We were very blessed when our birthmum took our girls’ hands and one by one, me and then Ray, she put their hands in our hands and gave them to us. She told us that though she gave them to us on earth, and she was thankful that they would now live, that one day in heaven we would all be together and she would again be their mother. We all cried at this. It is true. Our girls have two mums now.


I asked her if she would like to talk to her girls and give them a message for when they were older. Many, many of her answers were empty answers because she had no memories to share, no good times, and no frivolous thoughts, but when I asked her this question she was quick to agree. I placed the girls in front of her and she began to earnestly talk to them.. They listened intently and answered her questions and they talked for about ten minutes.


She asked them who their mummy and daddy were and the girls pointed to us. She told them to go to Canada and get a good education, and to be active (not lazy) and to listen to us and to do as they were told, and to be respectful. She told them that they could come back someday and see her. The girls showed their concern for their mother in going to Canada, so that they could grow up and come back and help her.


When they were done talking, S said he was astounded. He did not know that the girls would open up and talk so ‘frankly’, as he put it. And he did not think the birthmum would begin to share so openly with her girls.
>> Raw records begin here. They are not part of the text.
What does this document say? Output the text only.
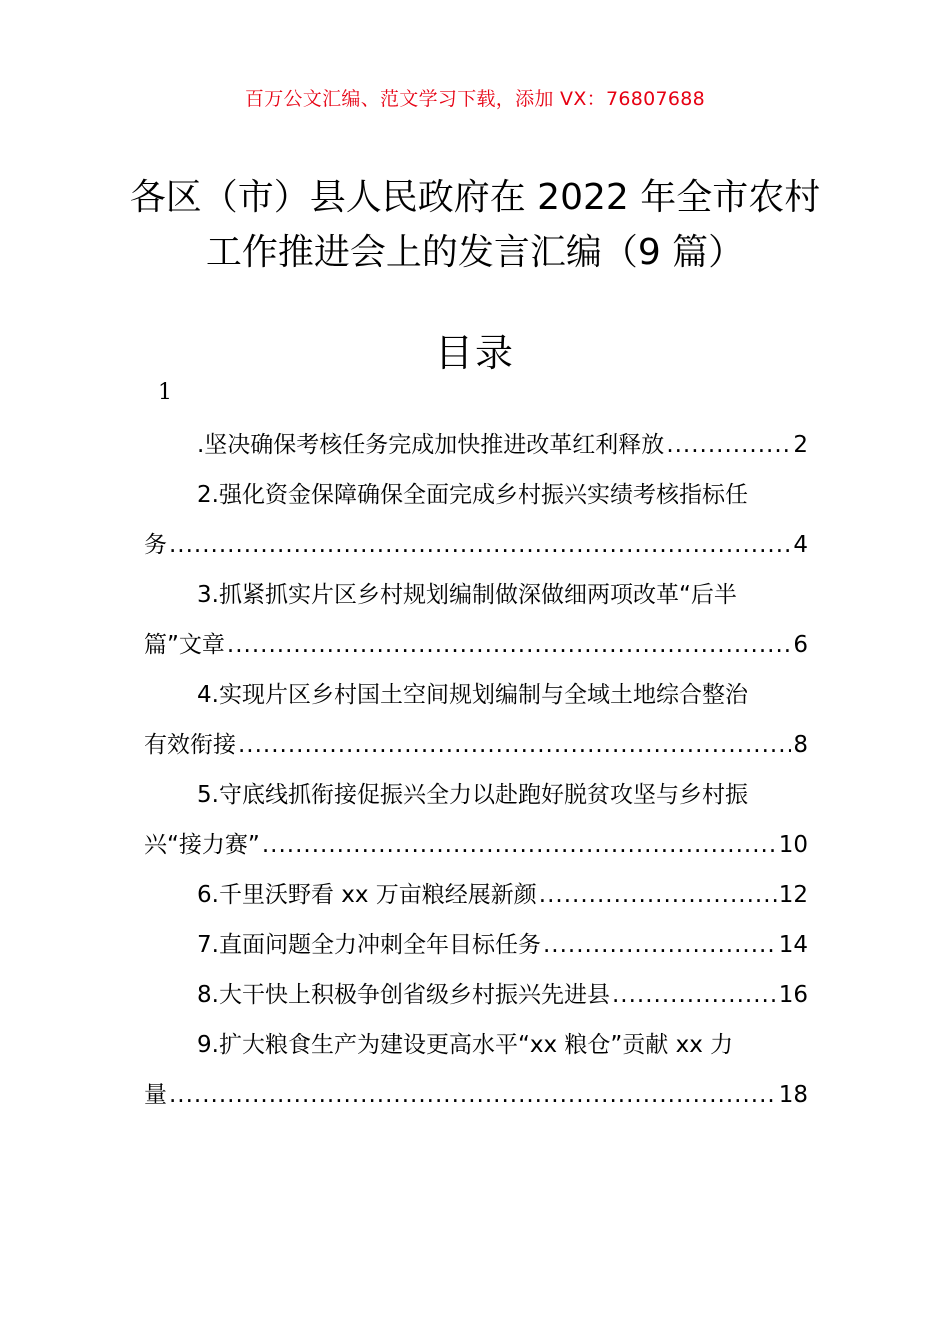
百万公文汇编、范文学习下载，添加 VX：76807688
各区（市）县人民政府在 2022 年全市农村
工作推进会上的发言汇编（9 篇）
目录
1
.坚决确保考核任务完成加快推进改革红利释放 .....	2
2.强化资金保障确保全面完成乡村振兴实绩考核指标任
务 .....	4
3.抓紧抓实片区乡村规划编制做深做细两项改革“后半
篇”文章 .....	6
4.实现片区乡村国土空间规划编制与全域土地综合整治
有效衔接 .....	8
5.守底线抓衔接促振兴全力以赴跑好脱贫攻坚与乡村振
兴“接力赛” .....	10
6.千里沃野看 xx 万亩粮经展新颜 .....	12
7.直面问题全力冲刺全年目标任务 .....	14
8.大干快上积极争创省级乡村振兴先进县 .....	16
9.扩大粮食生产为建设更高水平“xx 粮仓”贡献 xx 力
量 .....	18
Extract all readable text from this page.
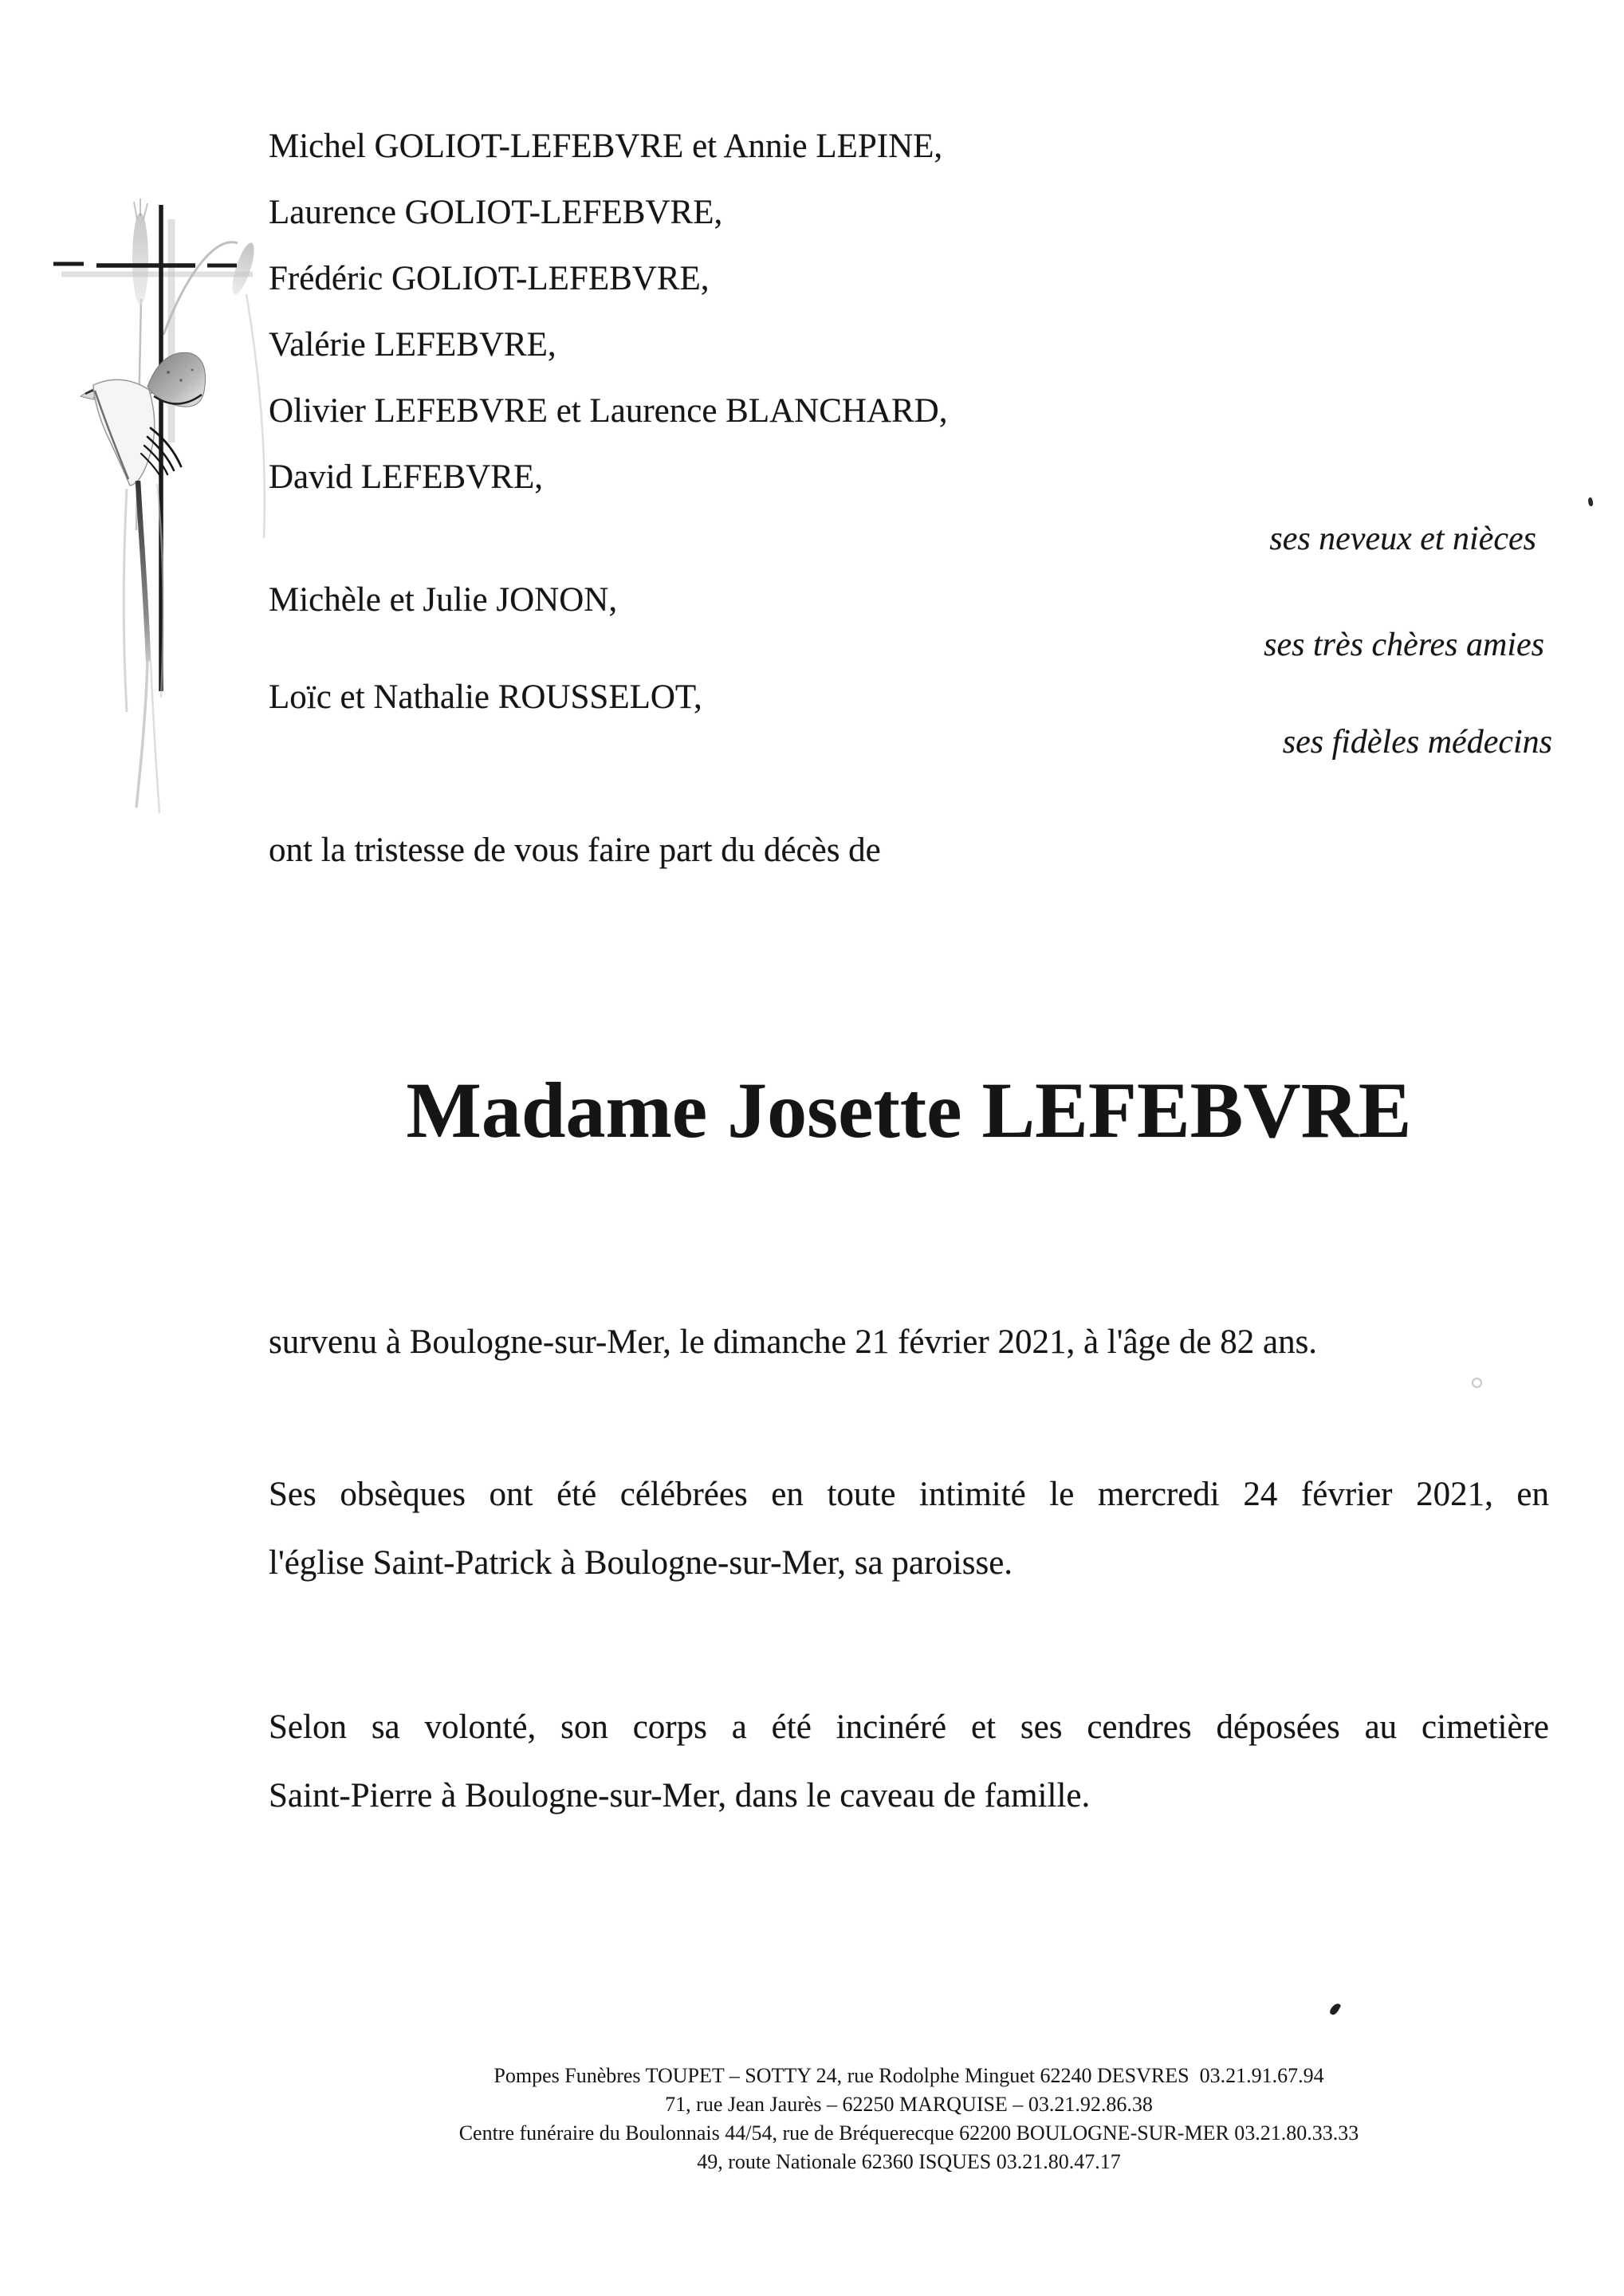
Michel GOLIOT-LEFEBVRE et Annie LEPINE,
Laurence GOLIOT-LEFEBVRE,
Frédéric GOLIOT-LEFEBVRE,
Valérie LEFEBVRE,
Olivier LEFEBVRE et Laurence BLANCHARD,
David LEFEBVRE,
ses neveux et nièces
Michèle et Julie JONON,
ses très chères amies
Loïc et Nathalie ROUSSELOT,
ses fidèles médecins
ont la tristesse de vous faire part du décès de
Madame Josette LEFEBVRE
survenu à Boulogne-sur-Mer, le dimanche 21 février 2021, à l'âge de 82 ans.
Ses obsèques ont été célébrées en toute intimité le mercredi 24 février 2021, en
l'église Saint-Patrick à Boulogne-sur-Mer, sa paroisse.
Selon sa volonté, son corps a été incinéré et ses cendres déposées au cimetière
Saint-Pierre à Boulogne-sur-Mer, dans le caveau de famille.
Pompes Funèbres TOUPET – SOTTY 24, rue Rodolphe Minguet 62240 DESVRES  03.21.91.67.94
71, rue Jean Jaurès – 62250 MARQUISE – 03.21.92.86.38
Centre funéraire du Boulonnais 44/54, rue de Bréquerecque 62200 BOULOGNE-SUR-MER 03.21.80.33.33
49, route Nationale 62360 ISQUES 03.21.80.47.17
After we had done all of our questions, and she had had a nice meal, we brought out our bag of gifts. Each gift was quietly and graciously received, but when she came to the book of Canada, she became animated. It was a children’s book that showed the alphabet of Canadian items: Terry Fox – either T or F – I can’t remember. She was quick to point out that though he had a crippled leg, he still did the run to help others. It was neat to interact and see her smile when certain things drew her. I was able to show her the hand cream and rub it into her hand and show her. The zipper at the end was neat. None of us knew the zipper was invented in Canada, and it made her laugh. It was nice! When she left I offered to keep the bag for her at the orphanage to keep it safe, until she could find a place to stay. She said she would keep it with her. It is important – there are pictures of her girls and little goodies for her.


I am so thankful that we were able to have this meeting. What she doesn’t know yet, is that I have been able to find a job for her. It is a good job, with good people, where she will also get lunch, and coffee and tea, five days a week, while she works. She will be able to earn money, and she will then gain back her self respect and hope, because she will then be able to find herself a little place to live and be able to cook her other meals. This place also has another mother who has given her child for adoption to Canada, and this other mother is at peace about it, because she knows that her child will have a good life. So it is my hope that she will be able to help our birthmum, through her grief.


We are also going to have a friend take her shopping and buy her a new set of clothes and shoes, so she can feel good and pretty again.. Every woman deserves to feel good.


When she got up to leave, Gadisae simply put out her hand (in the Ethiopian custom) and said, “Goodbye Sintayehu.” (As that is her name) She then shook hands with both her girls and we took her to the gate. Ray and I hugged her and told her she was family. It was very emotional for Ray and me. Mostly, because the girls were so clearly our girls now – we could see this by their lack of emotion about losing their Enat. What gives me comfort is knowing that we will be sending photos and letting the girls write to her. She said she wanted to know about Canada but mainly from what the girls wrote in their letters – not just stated facts.


I think when she left that she had a little more hope in her life. She had seen with her own eyes that her girls were settling and happy, and yet, she knew that they loved her and wanted the best for her. And Mesai knows, through the translator telling her, that her mummy and daddy have helped her Enat, and that I believe, will give Mesai the permission to attach to us and be happy herself.